Nowadays, as an important part of μTAS microfluidic chip is very prevalent in the development of analytical chemistry. The most important character in the structure of microfluidic chip is all kinds of micro-scale channels. The analytical capability of microchips is achieved by the control of fluidic channels. So the research of micropumps that adjust to micro-scale channel is the basis of achieving microfuidic handling. Over the last decade, electroosmosis has been used extensively in the microfludic transport. This simple method is very advantageous in moving a fluid freely even in complicated microflow channels connected with each other. But the high drive voltage and the power source much larger than microchip itself present great problems. Another possibility to achieve controlled fluid handling is to use pumps and valves. This conventional approach is considered to be a good handling method in the coming years. However, many of them are difficult to fabricate and the integration into a microsystem do not seem to be totally successful at present.Based on the literatures about the study of polydimethylsiloxane peristaltic micropumps and chemiluminescence detection in μTAS for these years, this thesis brought forward a novel approach for microfabrication of modified pneumatic micropump on microfluidic chips with which the double fluid channels were controlled synchronously. The performance of the system was tested using K₃[Fe(CN)₆] as a model sample with chemiluminescence detection by the luminol-K₃[Fe(CN)₆]-H₂O₂ reaction.
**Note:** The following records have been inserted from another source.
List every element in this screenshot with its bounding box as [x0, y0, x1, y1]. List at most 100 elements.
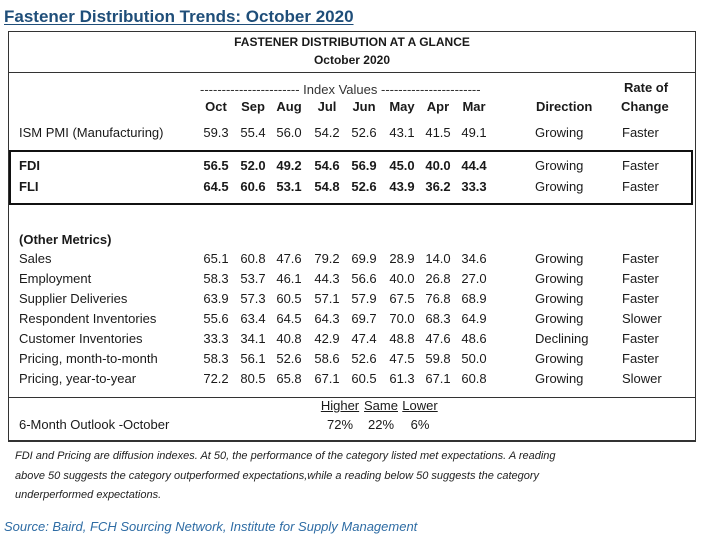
metric-row-respondent-inventories-label: Respondent Inventories: [19, 311, 157, 326]
metric-row-employment-label: Employment: [19, 271, 92, 286]
metric-row-employment-rate: Faster: [622, 271, 659, 286]
outlook-header-same: Same: [364, 398, 398, 413]
metric-row-supplier-deliveries-value: 57.3: [240, 291, 266, 306]
metric-row-supplier-deliveries-value: 60.5: [276, 291, 302, 306]
metric-row-customer-inventories-value: 40.8: [276, 331, 302, 346]
metric-row-customer-inventories-value: 42.9: [314, 331, 340, 346]
metric-row-pricing-month-to-month-value: 50.0: [461, 351, 487, 366]
metric-row-respondent-inventories-value: 63.4: [240, 311, 266, 326]
direction-header: Direction: [536, 99, 593, 114]
metric-row-pricing-month-to-month-value: 47.5: [389, 351, 415, 366]
metric-row-pricing-month-to-month-label: Pricing, month-to-month: [19, 351, 158, 366]
outlook-value-lower: 6%: [410, 417, 430, 432]
metric-row-pricing-month-to-month-value: 52.6: [351, 351, 377, 366]
metric-row-supplier-deliveries-value: 63.9: [203, 291, 229, 306]
metric-row-pricing-month-to-month-direction: Growing: [535, 351, 584, 366]
column-header-oct: Oct: [205, 99, 227, 114]
metric-row-supplier-deliveries-value: 67.5: [389, 291, 415, 306]
outlook-header-lower: Lower: [402, 398, 438, 413]
fli-row-label: FLI: [19, 179, 39, 194]
metric-row-supplier-deliveries-value: 57.9: [351, 291, 377, 306]
ism-row-value: 43.1: [389, 125, 415, 140]
ism-row-value: 49.1: [461, 125, 487, 140]
metric-row-pricing-month-to-month-value: 52.6: [276, 351, 302, 366]
metric-row-pricing-month-to-month-value: 59.8: [425, 351, 451, 366]
metric-row-customer-inventories-value: 47.6: [425, 331, 451, 346]
metric-row-pricing-year-to-year-label: Pricing, year-to-year: [19, 371, 137, 386]
column-header-jul: Jul: [317, 99, 337, 114]
metric-row-customer-inventories-value: 47.4: [351, 331, 377, 346]
metric-row-respondent-inventories-value: 68.3: [425, 311, 451, 326]
index-values-label: ----------------------- Index Values ---…: [200, 82, 481, 97]
metric-row-sales-value: 79.2: [314, 251, 340, 266]
metric-row-employment-value: 46.1: [276, 271, 302, 286]
outlook-label: 6-Month Outlook -October: [19, 417, 170, 432]
fli-row-value: 53.1: [276, 179, 302, 194]
metric-row-pricing-year-to-year-value: 67.1: [314, 371, 340, 386]
note-line-2: above 50 suggests the category outperfor…: [15, 470, 540, 482]
fdi-row-value: 40.0: [425, 158, 451, 173]
fdi-fli-highlight-box: [9, 150, 693, 205]
metric-row-pricing-year-to-year-direction: Growing: [535, 371, 584, 386]
fdi-row-direction: Growing: [535, 158, 584, 173]
metric-row-respondent-inventories-value: 64.3: [314, 311, 340, 326]
metric-row-supplier-deliveries-direction: Growing: [535, 291, 584, 306]
metric-row-pricing-year-to-year-value: 72.2: [203, 371, 229, 386]
fli-row-direction: Growing: [535, 179, 584, 194]
summary-table-frame: FASTENER DISTRIBUTION AT A GLANCE Octobe…: [8, 31, 696, 441]
metric-row-sales-value: 34.6: [461, 251, 487, 266]
metric-row-pricing-year-to-year-value: 60.8: [461, 371, 487, 386]
column-header-apr: Apr: [426, 99, 450, 114]
metric-row-customer-inventories-label: Customer Inventories: [19, 331, 143, 346]
metric-row-pricing-year-to-year-value: 80.5: [240, 371, 266, 386]
ism-row-label: ISM PMI (Manufacturing): [19, 125, 164, 140]
metric-row-respondent-inventories-value: 64.5: [276, 311, 302, 326]
ism-row-rate: Faster: [622, 125, 659, 140]
ism-row-value: 55.4: [240, 125, 266, 140]
metric-row-pricing-month-to-month-value: 56.1: [240, 351, 266, 366]
metric-row-employment-value: 44.3: [314, 271, 340, 286]
metric-row-employment-value: 40.0: [389, 271, 415, 286]
column-header-jun: Jun: [352, 99, 376, 114]
metric-row-sales-value: 47.6: [276, 251, 302, 266]
ism-row-value: 59.3: [203, 125, 229, 140]
metric-row-pricing-month-to-month-value: 58.3: [203, 351, 229, 366]
outlook-divider: [8, 397, 696, 398]
metric-row-supplier-deliveries-value: 57.1: [314, 291, 340, 306]
fdi-row-label: FDI: [19, 158, 40, 173]
metric-row-pricing-month-to-month-rate: Faster: [622, 351, 659, 366]
source-note: Source: Baird, FCH Sourcing Network, Ins…: [4, 519, 418, 534]
metric-row-sales-rate: Faster: [622, 251, 659, 266]
fli-row-value: 33.3: [461, 179, 487, 194]
fli-row-value: 52.6: [351, 179, 377, 194]
metric-row-respondent-inventories-value: 55.6: [203, 311, 229, 326]
note-line-3: underperformed expectations.: [15, 489, 162, 501]
fli-row-value: 60.6: [240, 179, 266, 194]
table-title: FASTENER DISTRIBUTION AT A GLANCE: [234, 35, 470, 49]
fdi-row-value: 44.4: [461, 158, 487, 173]
table-subtitle: October 2020: [313, 53, 391, 67]
fdi-row-value: 52.0: [240, 158, 266, 173]
metric-row-pricing-month-to-month-value: 58.6: [314, 351, 340, 366]
metric-row-sales-value: 14.0: [425, 251, 451, 266]
metric-row-customer-inventories-direction: Declining: [535, 331, 589, 346]
column-header-mar: Mar: [462, 99, 486, 114]
rate-header-line1: Rate of: [624, 80, 669, 95]
column-header-sep: Sep: [241, 99, 265, 114]
metric-row-employment-value: 26.8: [425, 271, 451, 286]
metric-row-sales-value: 28.9: [389, 251, 415, 266]
outlook-value-higher: 72%: [326, 417, 354, 432]
metric-row-customer-inventories-value: 48.8: [389, 331, 415, 346]
table-header: FASTENER DISTRIBUTION AT A GLANCE Octobe…: [9, 32, 695, 73]
metric-row-employment-value: 53.7: [240, 271, 266, 286]
fdi-row-value: 56.9: [351, 158, 377, 173]
metric-row-sales-value: 65.1: [203, 251, 229, 266]
ism-row-value: 56.0: [276, 125, 302, 140]
metric-row-pricing-year-to-year-value: 67.1: [425, 371, 451, 386]
fdi-row-value: 45.0: [389, 158, 415, 173]
fli-row-value: 64.5: [203, 179, 229, 194]
metric-row-employment-value: 56.6: [351, 271, 377, 286]
fdi-row-value: 49.2: [276, 158, 302, 173]
outlook-header-higher: Higher: [320, 398, 360, 413]
metric-row-pricing-year-to-year-value: 60.5: [351, 371, 377, 386]
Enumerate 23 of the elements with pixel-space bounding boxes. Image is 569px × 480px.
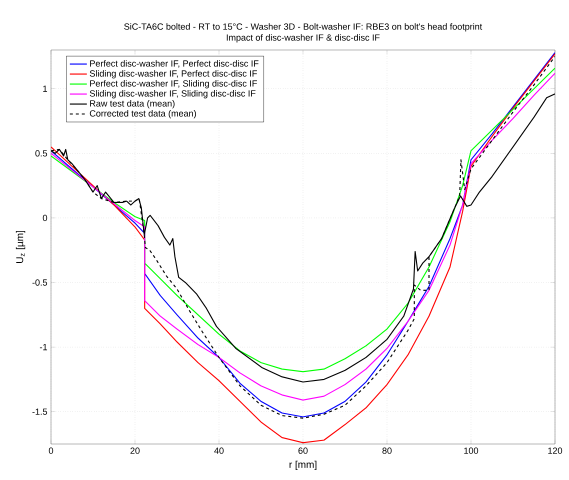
legend-label: Perfect disc-washer IF, Perfect disc-disc IF <box>90 60 258 68</box>
legend-label: Sliding disc-washer IF, Sliding disc-disc IF <box>90 90 256 98</box>
y-axis-title: U$_{z}$ [µm] <box>16 230 26 263</box>
x-tick-label: 40 <box>214 448 224 454</box>
y-tick-label: -0.5 <box>32 279 48 286</box>
legend-label: Sliding disc-washer IF, Perfect disc-disc IF <box>90 70 257 78</box>
x-tick-label: 120 <box>548 448 562 454</box>
y-tick-label: -1 <box>40 344 48 350</box>
x-axis-title: r [mm] <box>290 460 316 470</box>
chart-subtitle: Impact of disc-washer IF & disc-disc IF <box>226 34 380 42</box>
x-tick-label: 60 <box>298 448 308 454</box>
y-tick-label: -1.5 <box>32 408 48 415</box>
x-tick-label: 80 <box>382 448 392 454</box>
chart-title: SiC-TA6C bolted - RT to 15°C - Washer 3D - Bolt-washer IF: RBE3 on bolt's head footprint <box>124 23 482 32</box>
legend-label: Perfect disc-washer IF, Sliding disc-disc IF <box>90 80 257 88</box>
x-tick-label: 20 <box>130 448 140 454</box>
y-tick-label: 0 <box>42 214 48 222</box>
y-tick-label: 1 <box>43 86 48 92</box>
legend-label: Corrected test data (mean) <box>90 110 196 118</box>
x-tick-label: 100 <box>464 448 478 454</box>
x-tick-label: 0 <box>48 448 54 454</box>
legend-label: Raw test data (mean) <box>90 100 175 108</box>
y-tick-label: 0.5 <box>35 150 48 157</box>
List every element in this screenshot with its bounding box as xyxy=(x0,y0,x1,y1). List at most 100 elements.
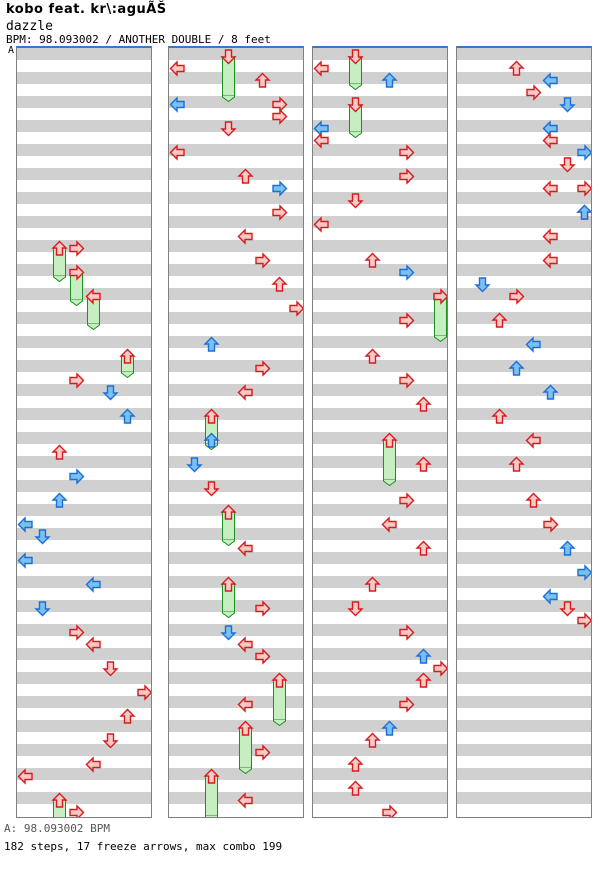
beat-band xyxy=(17,696,151,708)
song-name: dazzle xyxy=(6,19,53,34)
beat-band xyxy=(457,264,591,276)
beat-band xyxy=(169,180,303,192)
beat-band xyxy=(457,708,591,720)
beat-band xyxy=(169,156,303,168)
beat-band xyxy=(17,156,151,168)
beat-band xyxy=(169,372,303,384)
beat-band xyxy=(313,492,447,504)
beat-band xyxy=(457,696,591,708)
measure xyxy=(313,432,447,480)
beat-band xyxy=(169,600,303,612)
beat-band xyxy=(169,552,303,564)
beat-band xyxy=(313,348,447,360)
beat-band xyxy=(313,156,447,168)
beat-band xyxy=(313,384,447,396)
beat-band xyxy=(17,348,151,360)
beat-band xyxy=(17,492,151,504)
stepchart-panel-2[interactable] xyxy=(168,46,304,818)
beat-band xyxy=(17,636,151,648)
beat-band xyxy=(169,216,303,228)
beat-band xyxy=(313,516,447,528)
measure xyxy=(457,192,591,240)
beat-band xyxy=(313,684,447,696)
beat-band xyxy=(313,636,447,648)
beat-band xyxy=(457,720,591,732)
beat-band xyxy=(169,480,303,492)
beat-band xyxy=(313,264,447,276)
measure xyxy=(457,48,591,96)
measure xyxy=(457,528,591,576)
beat-band xyxy=(313,216,447,228)
beat-band xyxy=(313,588,447,600)
beat-band xyxy=(169,72,303,84)
beat-band xyxy=(17,144,151,156)
measure xyxy=(169,192,303,240)
stepchart-panel-3[interactable] xyxy=(312,46,448,818)
beat-band xyxy=(169,252,303,264)
beat-band xyxy=(169,132,303,144)
beat-band xyxy=(313,660,447,672)
stepchart-panel-4[interactable] xyxy=(456,46,592,818)
beat-band xyxy=(313,612,447,624)
beat-band xyxy=(17,300,151,312)
beat-band xyxy=(169,432,303,444)
beat-band xyxy=(17,672,151,684)
beat-band xyxy=(169,708,303,720)
beat-band xyxy=(17,624,151,636)
beat-band xyxy=(17,552,151,564)
beat-band xyxy=(169,444,303,456)
beat-band xyxy=(313,744,447,756)
beat-band xyxy=(457,624,591,636)
beat-band xyxy=(17,732,151,744)
song-artist-title: kobo feat. kr\:aguÃŠ xyxy=(6,2,167,17)
beat-band xyxy=(17,780,151,792)
beat-band xyxy=(17,756,151,768)
measure xyxy=(17,240,151,288)
beat-band xyxy=(169,144,303,156)
measure xyxy=(17,672,151,720)
measure xyxy=(169,288,303,336)
beat-band xyxy=(17,264,151,276)
beat-band xyxy=(17,120,151,132)
measure xyxy=(169,624,303,672)
beat-band xyxy=(313,732,447,744)
beat-band xyxy=(17,792,151,804)
chart-meta-line: BPM: 98.093002 / ANOTHER DOUBLE / 8 feet xyxy=(6,33,271,46)
measure xyxy=(169,768,303,816)
beat-band xyxy=(313,204,447,216)
beat-band xyxy=(17,132,151,144)
measure xyxy=(17,336,151,384)
measure xyxy=(313,480,447,528)
measure xyxy=(313,528,447,576)
beat-band xyxy=(457,204,591,216)
beat-band xyxy=(313,276,447,288)
measure xyxy=(457,336,591,384)
beat-band xyxy=(313,168,447,180)
beat-band xyxy=(313,132,447,144)
measure xyxy=(169,384,303,432)
beat-band xyxy=(17,432,151,444)
beat-band xyxy=(313,552,447,564)
beat-band xyxy=(457,444,591,456)
beat-band xyxy=(17,420,151,432)
beat-band xyxy=(457,744,591,756)
beat-band xyxy=(313,804,447,816)
beat-band xyxy=(17,804,151,816)
beat-band xyxy=(169,96,303,108)
beat-band xyxy=(313,372,447,384)
measure xyxy=(313,336,447,384)
beat-band xyxy=(313,792,447,804)
beat-band xyxy=(313,564,447,576)
difficulty-label: A xyxy=(8,45,15,56)
measure xyxy=(457,480,591,528)
stepchart-panel-1[interactable] xyxy=(16,46,152,818)
beat-band xyxy=(169,84,303,96)
beat-band xyxy=(169,720,303,732)
beat-band xyxy=(457,84,591,96)
beat-band xyxy=(17,252,151,264)
beat-band xyxy=(457,468,591,480)
beat-band xyxy=(457,252,591,264)
measure xyxy=(457,720,591,768)
beat-band xyxy=(169,684,303,696)
beat-band xyxy=(313,228,447,240)
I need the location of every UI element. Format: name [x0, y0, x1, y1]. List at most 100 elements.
The results obtained indicates with the device K₃[Fe(CN)₆] can be detected at a concentration of 8×10^-7mol/L and with a RSD of 0.9%(4×10^-5 mol/L, n=7), a linear calibration was obtained from 6×10^-6 to 6×10^-3 mol/L. The linear regression coefficient R² is 0.9990.Due to the pneumatic micropumps on glass-PDMS microfluidic chip the difficulty of process and cost of stuff were reduced, and it's rigidity intension was greatly enhanced at the same time. Furthermore, the successful handling of multiple channels made the stability and integration of the microchip improved.